Google Library Project Legal: Let the Robots Read!

Guardian_of_Law_by_James_Earle_Fraser,_US_Supreme_Court

The decade-long legal battle over Google’s massive book scanning project is finally over, and it’s a huge win for libraries and fair use. On Monday, the Supreme Court declined to hear an appeal by the Author’s Guild, which had argued that Google’s scanning of millions of books was an infringement of copyright on a grand scale. The Supreme Court’s decision means that the Second Circuit case holding that Google’s creation of a database including millions of digital books is fair use still stands. The appeals court explained how its fair use rationale aligns with the very purpose of copyright law: “[W]hile authors are undoubtedly important intended beneficiaries of copyright, the ultimate, primary intended beneficiary is the public, whose access to knowledge copyright seeks to advance by providing rewards for authorship.”

Google Books gives readers and internet users the world over access to millions of works that had previously been hidden away in the archives of our most elite universities. As a Google representative said in a statement, “The product acts like a card catalog for the digital age by giving people a new way to find and buy books while at the same time advancing the interests of authors.”
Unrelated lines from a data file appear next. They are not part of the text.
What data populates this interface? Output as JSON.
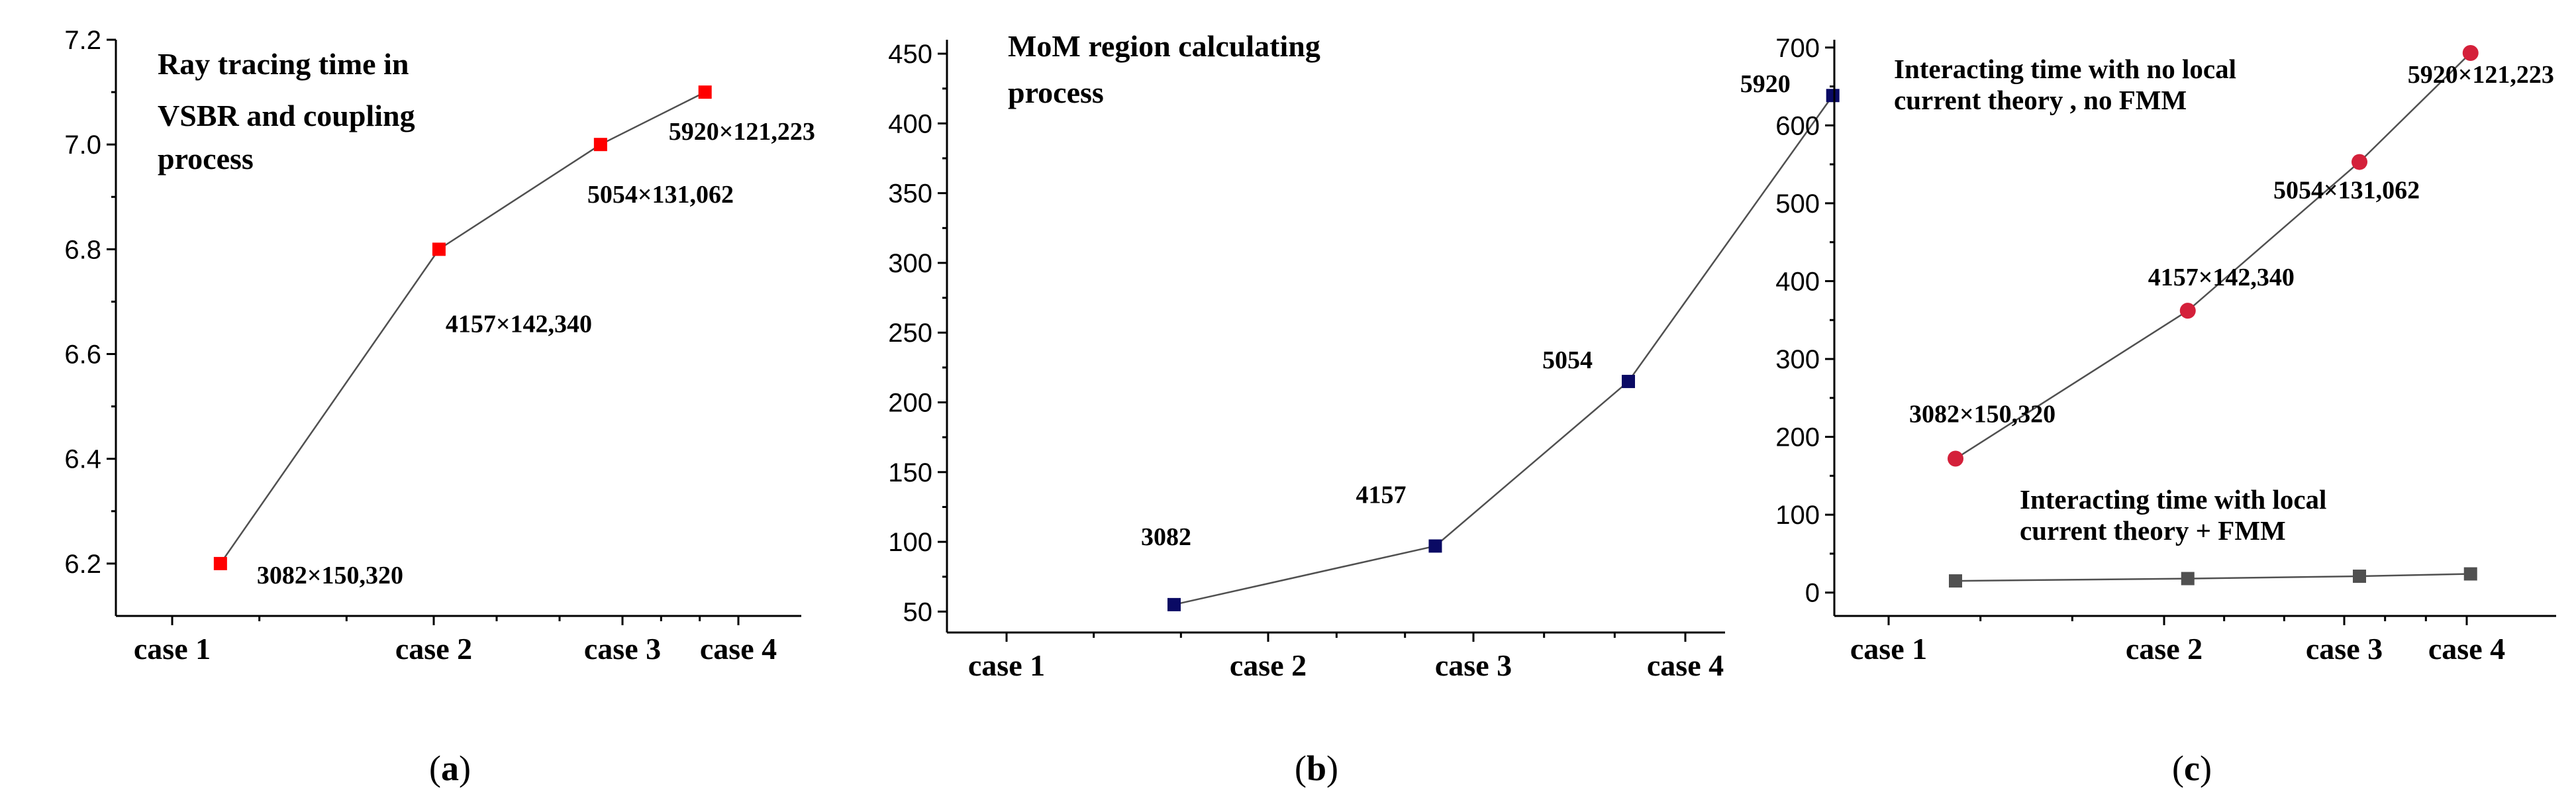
{
  "chart_data": [
    {
      "type": "line",
      "panel_label": "a",
      "title_lines": [
        "Ray tracing time in",
        "VSBR and coupling",
        "process"
      ],
      "categories": [
        "case 1",
        "case 2",
        "case 3",
        "case 4"
      ],
      "ylim": [
        6.1,
        7.2
      ],
      "yticks": [
        "6.2",
        "6.4",
        "6.6",
        "6.8",
        "7.0",
        "7.2"
      ],
      "series": [
        {
          "name": "Ray tracing time",
          "color": "#ff0000",
          "marker": "square",
          "x": [
            0.55,
            1.7,
            2.55,
            3.1
          ],
          "values": [
            6.2,
            6.8,
            7.0,
            7.1
          ],
          "labels": [
            "3082×150,320",
            "4157×142,340",
            "5054×131,062",
            "5920×121,223"
          ]
        }
      ]
    },
    {
      "type": "line",
      "panel_label": "b",
      "title_lines": [
        "MoM region calculating",
        "process"
      ],
      "categories": [
        "case 1",
        "case 2",
        "case 3",
        "case 4"
      ],
      "ylim": [
        35,
        460
      ],
      "yticks": [
        "50",
        "100",
        "150",
        "200",
        "250",
        "300",
        "350",
        "400",
        "450"
      ],
      "series": [
        {
          "name": "MoM region",
          "color": "#0a0a64",
          "marker": "square",
          "x": [
            1.0,
            2.15,
            3.0,
            3.9
          ],
          "values": [
            55,
            97,
            215,
            420
          ],
          "labels": [
            "3082",
            "4157",
            "5054",
            "5920"
          ]
        }
      ]
    },
    {
      "type": "line",
      "panel_label": "c",
      "title_lines": [
        "Interacting time with no local",
        "current theory , no FMM"
      ],
      "annotation_lines": [
        "Interacting time with local",
        "current theory + FMM"
      ],
      "categories": [
        "case 1",
        "case 2",
        "case 3",
        "case 4"
      ],
      "ylim": [
        -30,
        710
      ],
      "yticks": [
        "0",
        "100",
        "200",
        "300",
        "400",
        "500",
        "600",
        "700"
      ],
      "series": [
        {
          "name": "Interacting time with no local current theory , no FMM",
          "color": "#d4203a",
          "marker": "circle",
          "x": [
            0.6,
            1.75,
            2.6,
            3.15
          ],
          "values": [
            172,
            362,
            553,
            693
          ],
          "labels": [
            "3082×150,320",
            "4157×142,340",
            "5054×131,062",
            "5920×121,223"
          ]
        },
        {
          "name": "Interacting time with local current theory + FMM",
          "color": "#505050",
          "marker": "square",
          "x": [
            0.6,
            1.75,
            2.6,
            3.15
          ],
          "values": [
            15,
            18,
            21,
            24
          ]
        }
      ]
    }
  ]
}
Google began scanning books in partnership with a group of university libraries in 2004. In 2005, author and publisher groups filed a class action lawsuit to put a stop to the project. The parties agreed to settle the lawsuit in a manner that would have forever changed the legal landscape around book rights. The District Court judge rejected the settlement in 2011, based on concerns about competition, access, and fairness, and so litigation over the core question of fair use resumed.

Judge Chin, Judge Leval, and the Supreme Court all made the right decisions along the long and winding path to Google’s victory. Libraries around the country are now free to rely on fair use as they determine how to manage their own digitization projects–encouraging innovation and increasing our access to human knowledge.

6 thoughts on “Google Library Project Legal: Let the Robots Read!

  1. Pingback: Google Library Project Legal: Let the Robots Read! | Library Stuff

  2. Pamela Rose

    It is too bad that the QUALITY of the scans are not considered to be an important part of this argument. Improperly scanned books, those scans done in a sloppy, un-proofed fashion and which are not color corrected are almost the same as not having the text at all. Google scans are, in my experience, very poor. There seems to be no quality control and there is no regard to the aesthetic aspect of book production. Going through the process of scanning a book does not make the book available to the public if it is badly done.
    Additionally, when is the Hathi Trust going to stop keeping books in the public domain essentially unavailable except to universities and other private institutions? That doesn’t make the texts public. It keeps them FROM the public.
    Organizations that limit the availability of Public Domain works by poor reproduction and equivocal regulations violate, at the very least, the spirit of the regulations. That is not my idea of ” open access.”

  3. Maura Mackowski

    The problem with this ruling is that google does not scan only “old” books. It scans brand new ones, too. (Happened to me.) Some publishers are apparently OK with google doing this and thus give away the author’s work, with no remuneration to the author and no notification that this is being done and thus no ability for the author to take the opportunity to get an errata notice inserted (should one be needed.) It kills sales, print & electronic, so the publisher & google get cozier but the author gets not only “nothing” but less than he or she might have if the publisher had said “no” to google and “yes” to a feature like amazon’s “search inside the book.”